CRRが高いほど、自社のサービスを満足して使っている顧客が多いということになるので、サービスの継続性を分析する際にも役立ちます。
6.Churn Rate(チャーンレート)
Churu Rateは「解約率」という意味で、SaaSのビジネスモデルでは最も重要視すべき指標です。
Churn Rateが低ければ低いほど、継続性の高いサービスが提供できているということです。逆に、もし高い水準で推移しているようであれば、サービスの維持が難しくなります。
Churn Rateの一般的な目安は2.0%とされており、この数値を下回るような施策を継続することが大切です。
▷【SaaSの重要KPI】チャーンレートとは?目安の平均値や計算式を解説
▷SaaSビジネスにおける重要指標となる主要KPIとは?計算式も解説
SaaS企業におけるマーケティングの成功事例
SaaS企業の具体的なマーケティングの成功事例として、freeeがあげられます。
freeeは無料で利用できるクラウド会計システムで多くの企業で使われている実績があります。特に個人事業主や中規模法人のシェアが高いことで知られています。
従来の会計ソフトはパソコンにインストールする必要がありましたが、freeeはネット環境があればいつでもどこでもどのデバイスでもアクセスできます。
freeeでは、副業の普及やフリーランス人口の拡大などに目を付け、個人事業主を含む小規模事業者への認知度拡大に注力しました。具体的には広告運用を自社で行い、価格の安さなどを訴求しました。

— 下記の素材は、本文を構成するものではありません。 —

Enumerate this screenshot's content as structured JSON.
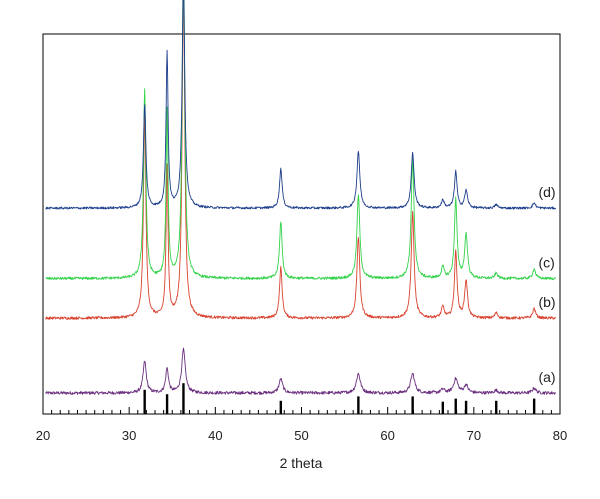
{
  "chart_data": {
    "type": "line",
    "title": "",
    "xlabel": "2 theta",
    "ylabel": "",
    "xlim": [
      20,
      80
    ],
    "x_ticks": [
      20,
      30,
      40,
      50,
      60,
      70,
      80
    ],
    "x_minor_step": 1,
    "y_ticks_shown": false,
    "grid": false,
    "legend": "labels at right end of each trace",
    "series": [
      {
        "name": "(a)",
        "color": "#6b2f7f",
        "baseline": 0.0,
        "noise": 0.0035,
        "peaks": [
          {
            "x": 31.8,
            "h": 0.072,
            "w": 0.22
          },
          {
            "x": 34.4,
            "h": 0.055,
            "w": 0.2
          },
          {
            "x": 36.3,
            "h": 0.098,
            "w": 0.25
          },
          {
            "x": 47.6,
            "h": 0.032,
            "w": 0.25
          },
          {
            "x": 56.6,
            "h": 0.044,
            "w": 0.28
          },
          {
            "x": 62.9,
            "h": 0.044,
            "w": 0.28
          },
          {
            "x": 66.4,
            "h": 0.008,
            "w": 0.25
          },
          {
            "x": 67.9,
            "h": 0.032,
            "w": 0.3
          },
          {
            "x": 69.1,
            "h": 0.018,
            "w": 0.25
          },
          {
            "x": 72.6,
            "h": 0.006,
            "w": 0.25
          },
          {
            "x": 77.0,
            "h": 0.011,
            "w": 0.25
          }
        ]
      },
      {
        "name": "(b)",
        "color": "#d9432f",
        "baseline": 0.17,
        "noise": 0.003,
        "peaks": [
          {
            "x": 31.8,
            "h": 0.46,
            "w": 0.17
          },
          {
            "x": 34.4,
            "h": 0.34,
            "w": 0.14
          },
          {
            "x": 36.3,
            "h": 0.76,
            "w": 0.18
          },
          {
            "x": 47.6,
            "h": 0.115,
            "w": 0.18
          },
          {
            "x": 56.6,
            "h": 0.185,
            "w": 0.2
          },
          {
            "x": 62.9,
            "h": 0.24,
            "w": 0.2
          },
          {
            "x": 66.4,
            "h": 0.025,
            "w": 0.2
          },
          {
            "x": 67.9,
            "h": 0.15,
            "w": 0.18
          },
          {
            "x": 69.1,
            "h": 0.085,
            "w": 0.2
          },
          {
            "x": 72.6,
            "h": 0.012,
            "w": 0.2
          },
          {
            "x": 77.0,
            "h": 0.022,
            "w": 0.2
          }
        ]
      },
      {
        "name": "(c)",
        "color": "#33d24a",
        "baseline": 0.26,
        "noise": 0.003,
        "peaks": [
          {
            "x": 31.8,
            "h": 0.43,
            "w": 0.17
          },
          {
            "x": 34.4,
            "h": 0.38,
            "w": 0.14
          },
          {
            "x": 36.3,
            "h": 0.735,
            "w": 0.18
          },
          {
            "x": 47.6,
            "h": 0.13,
            "w": 0.18
          },
          {
            "x": 56.6,
            "h": 0.19,
            "w": 0.2
          },
          {
            "x": 62.9,
            "h": 0.27,
            "w": 0.2
          },
          {
            "x": 66.4,
            "h": 0.025,
            "w": 0.2
          },
          {
            "x": 67.9,
            "h": 0.18,
            "w": 0.18
          },
          {
            "x": 69.1,
            "h": 0.1,
            "w": 0.2
          },
          {
            "x": 72.6,
            "h": 0.012,
            "w": 0.2
          },
          {
            "x": 77.0,
            "h": 0.022,
            "w": 0.2
          }
        ]
      },
      {
        "name": "(d)",
        "color": "#1e3f8c",
        "baseline": 0.42,
        "noise": 0.0025,
        "peaks": [
          {
            "x": 31.8,
            "h": 0.235,
            "w": 0.17
          },
          {
            "x": 34.4,
            "h": 0.355,
            "w": 0.14
          },
          {
            "x": 36.3,
            "h": 0.52,
            "w": 0.18
          },
          {
            "x": 47.6,
            "h": 0.09,
            "w": 0.18
          },
          {
            "x": 56.6,
            "h": 0.13,
            "w": 0.2
          },
          {
            "x": 62.9,
            "h": 0.125,
            "w": 0.2
          },
          {
            "x": 66.4,
            "h": 0.018,
            "w": 0.2
          },
          {
            "x": 67.9,
            "h": 0.083,
            "w": 0.18
          },
          {
            "x": 69.1,
            "h": 0.04,
            "w": 0.2
          },
          {
            "x": 72.6,
            "h": 0.008,
            "w": 0.2
          },
          {
            "x": 77.0,
            "h": 0.012,
            "w": 0.2
          }
        ]
      }
    ],
    "reference_lines": {
      "color": "#000000",
      "positions": [
        31.8,
        34.4,
        36.3,
        47.6,
        56.6,
        62.9,
        66.4,
        67.9,
        69.1,
        72.6,
        77.0
      ],
      "heights": [
        0.055,
        0.045,
        0.07,
        0.03,
        0.04,
        0.04,
        0.028,
        0.035,
        0.03,
        0.03,
        0.035
      ]
    }
  }
}
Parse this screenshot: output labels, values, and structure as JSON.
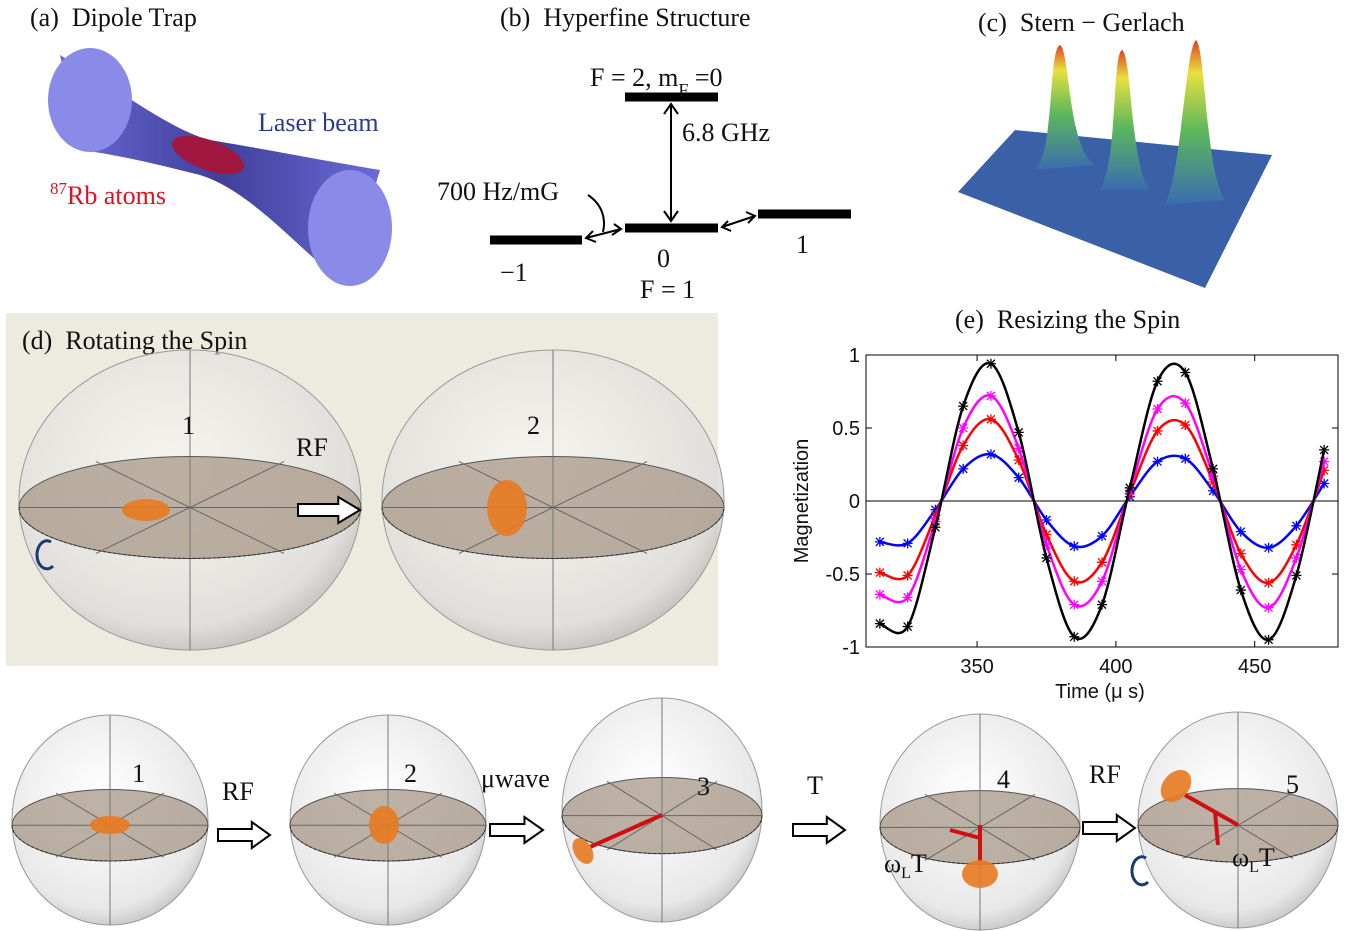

結果、多くのユーザーにとって、低価格で導入できる会計ソフトとして認知されました。
freeeは経費削減や請求書、決算書の作成などをクラウド上でできるため、作業効率のアップが期待でき、小規模事業者にとっては人件費削減にもつながるとして、評価されています。
働き方改革などでリモート化が一層進むと予測されている中、さらなる成長が期待されているのです。
▷【最新】注目されている日本・海外のSaaS企業一覧|企業の特徴やサービスの詳細
SaaS企業におけるマーケティングは中長期的な視点が必要
本記事では、SaaS企業のマーケティング戦略について、課題や解決策などを解説してきました。
SaaSのマーケティングにはデータやノウハウの蓄積が必要となるので、中長期的な視点が必須です。
売上を最大化させるためにも適切なKPIを設定したうえで、目標を達成するために営業とマーケティングが連携して施策を進めていきましょう。